Subsidiaries in Italy can be formed either as “Società per Azioni” (Spa) or as “Società a responsabilità limitata” (Srl). The Spa and Srl are Italian corporate entities whose shareholders’ liability is limited to the capital contribution each shareholder makes (Italian subsidiaries).

The corporate governance of Italian subsidiaries is entrusted to either a sole director or to multiple directors. In the latter case, Italian subsidiaries may adopt either a board of directors, who may also delegate specific powers to a managing director, or multiple directors acting severally or jointly and unanimously.

Foreign companies maintaining Italian subsidiaries should keep in mind that foreign directors of Italian companies are required to obtain a Tax ID number, which can be applied for at the competent Italian Revenue Office or at the Italian consulate in the concerned foreign director’s home state.
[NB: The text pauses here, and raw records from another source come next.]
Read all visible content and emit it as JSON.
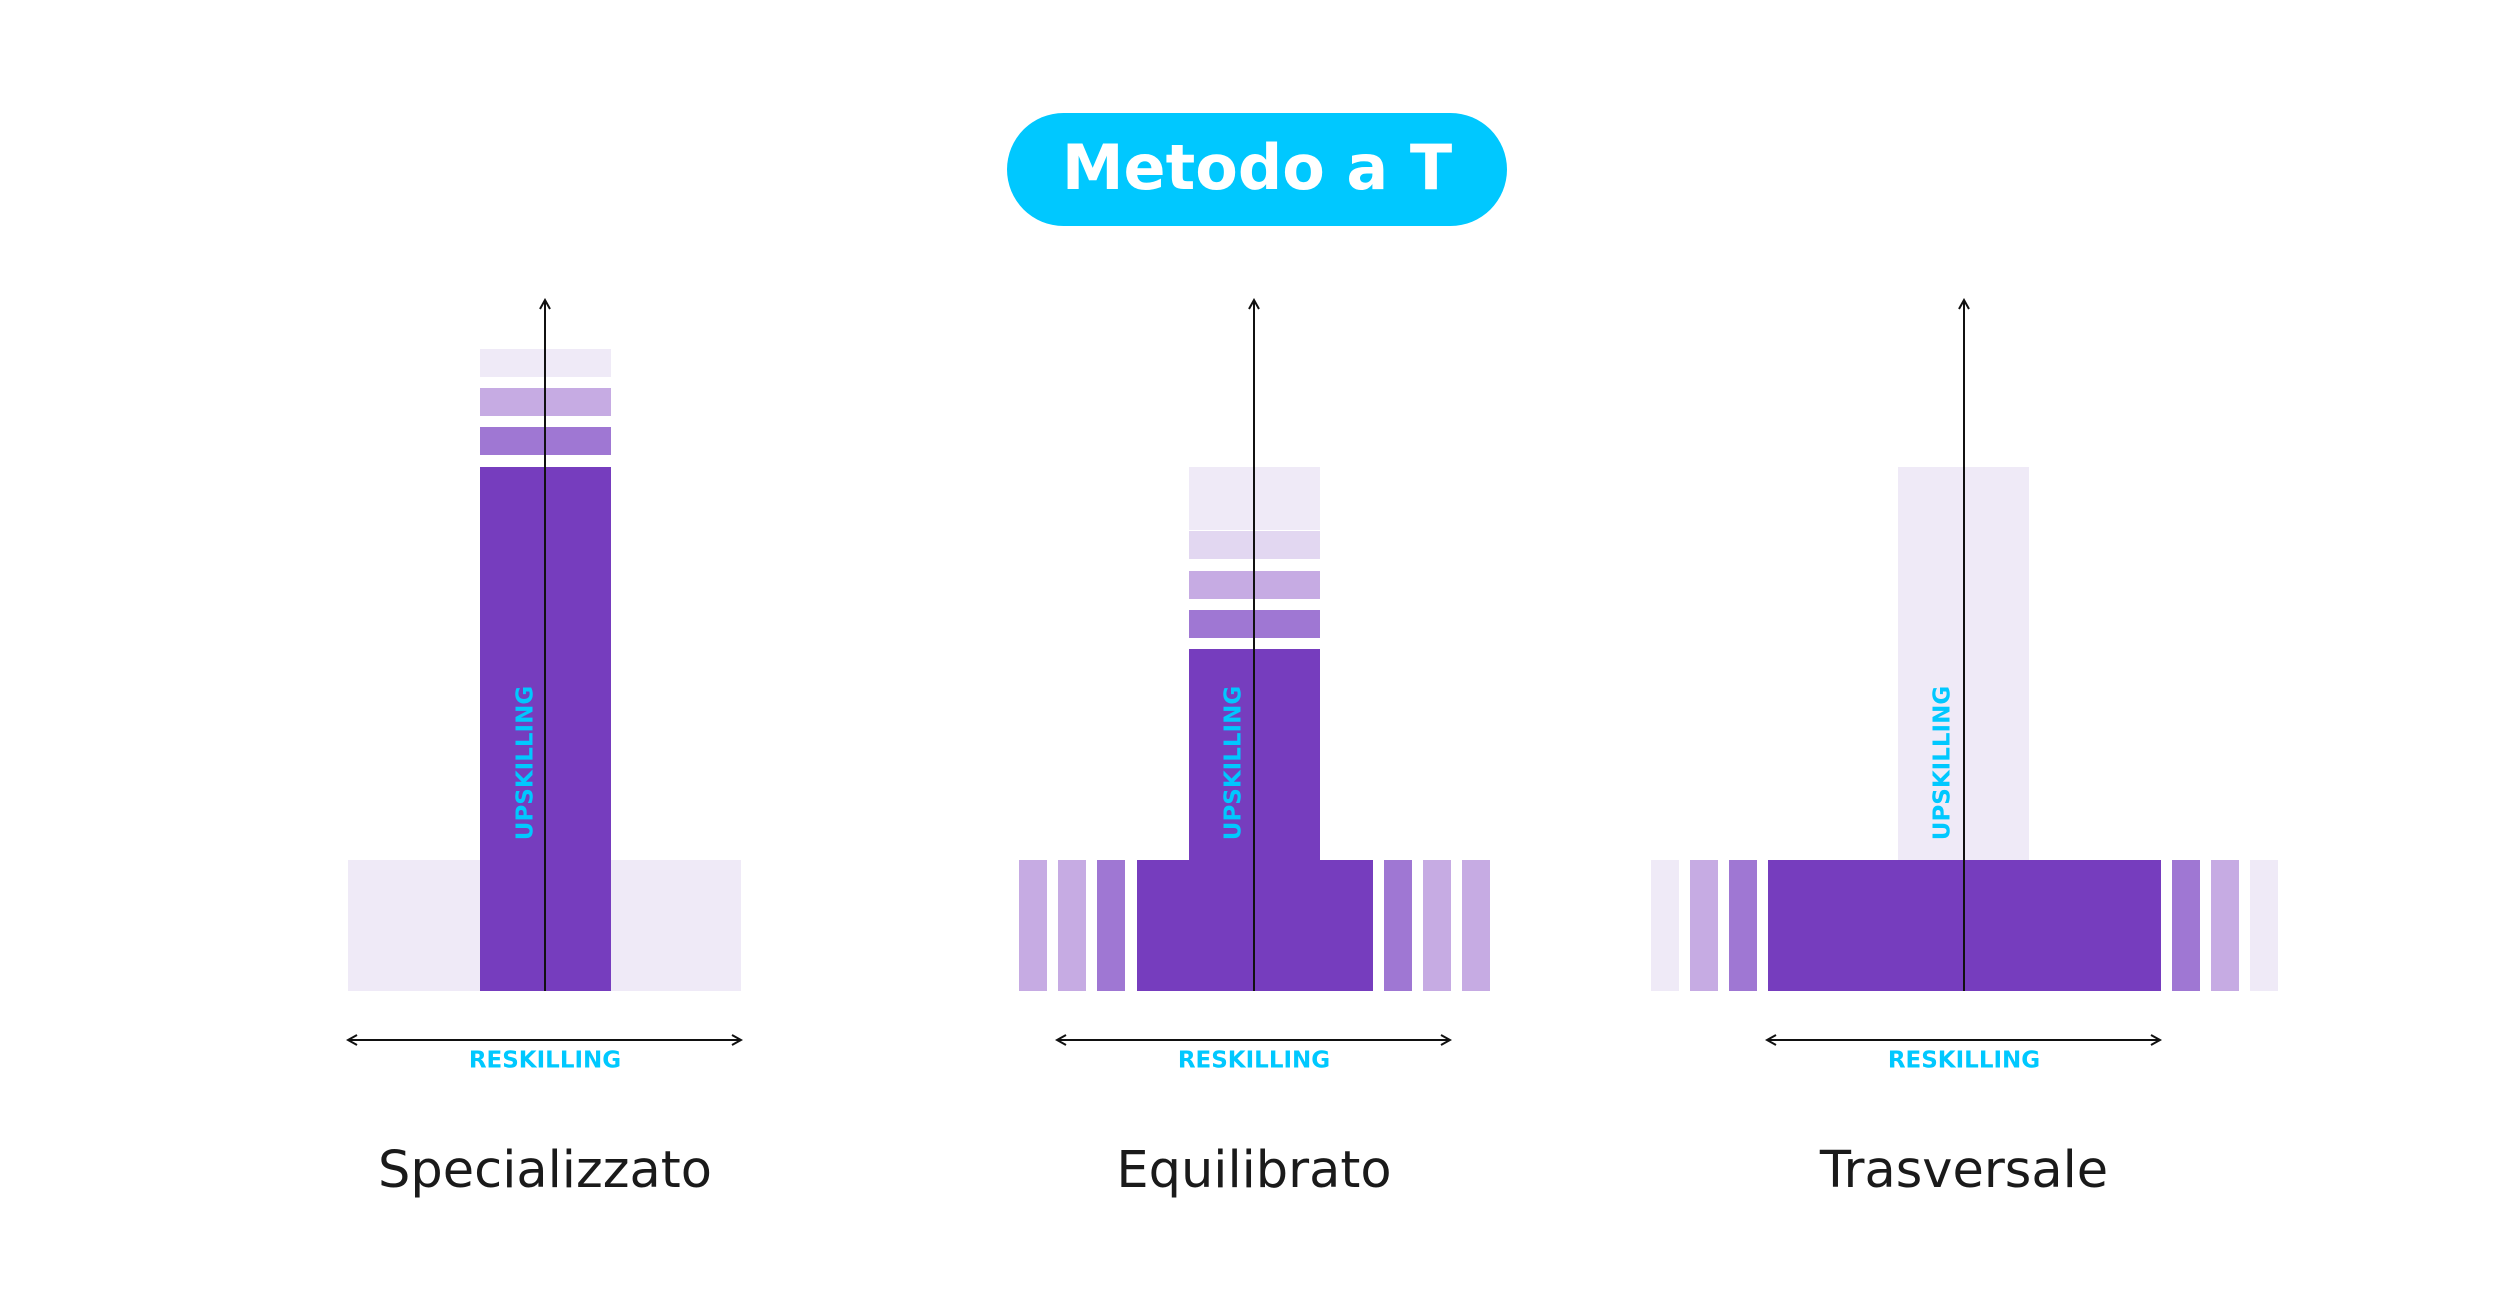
{
  "title": "Metodo a T",
  "colors": {
    "title_pill": "#00c8ff",
    "axis_label": "#00c8ff",
    "level_0": "#efeaf7",
    "level_1": "#e2d7f1",
    "level_2": "#c6abe3",
    "level_3": "#9f77d3",
    "level_4": "#763dbe",
    "caption_text": "#1a1a1a"
  },
  "diagrams": [
    {
      "id": "specializzato",
      "caption": "Specializzato",
      "vertical_axis_label": "UPSKILLING",
      "horizontal_axis_label": "RESKILLING"
    },
    {
      "id": "equilibrato",
      "caption": "Equilibrato",
      "vertical_axis_label": "UPSKILLING",
      "horizontal_axis_label": "RESKILLING"
    },
    {
      "id": "trasversale",
      "caption": "Trasversale",
      "vertical_axis_label": "UPSKILLING",
      "horizontal_axis_label": "RESKILLING"
    }
  ]
}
Foreign companies maintaining Italian subsidiaries, often decide to second one of their existing executives, and grant them powers to run the daily operations of the company (seconded executive). If the seconded executive is a European citizen, the EU employer will need to comply with specific administrative formalities provided for by the Italian Legislative Decree n. 136/2016, which implemented the European Directive n. 2014/67/UE.

No visa will be necessary if the seconded executive is a European citizen, but if they are not a European citizen, then a specific visa and permit will be required to enter, stay and work in the Italian territory. Italian laws provide for specific visas and permits in favour of non-EU executives, including intra-company secondment which allows non-EU executives to enter the Italian territory for three or five years, provided that specific requirements set forth by the applicable Italian legislation are met.

As to the labour formalities, foreign companies are recommended to enter into a specific secondment letter with the seconded executive setting forth the terms and conditions of the secondment in Italy, as well as into a secondment agreement with the Italian subsidiary setting forth the obligations of the two companies in connection with the secondment.

It is recommended that these letters be translated into the Italian language, in case the competent Italian authorities ask for such documents to be exhibited.

Once the seconded executive is in Italy, the competent corporate body of the Italian subsidiaries may appoint them as either a director or as proxy (institore), and convey the necessary managing powers in order to allow them to run the daily operations.

To this end, a proper resolution is normally required whereby the appointment as director and the delegation of powers are perfected, or a special power of attorney in favour of the seconded executive is granted when the same is appointed as proxy (istitore).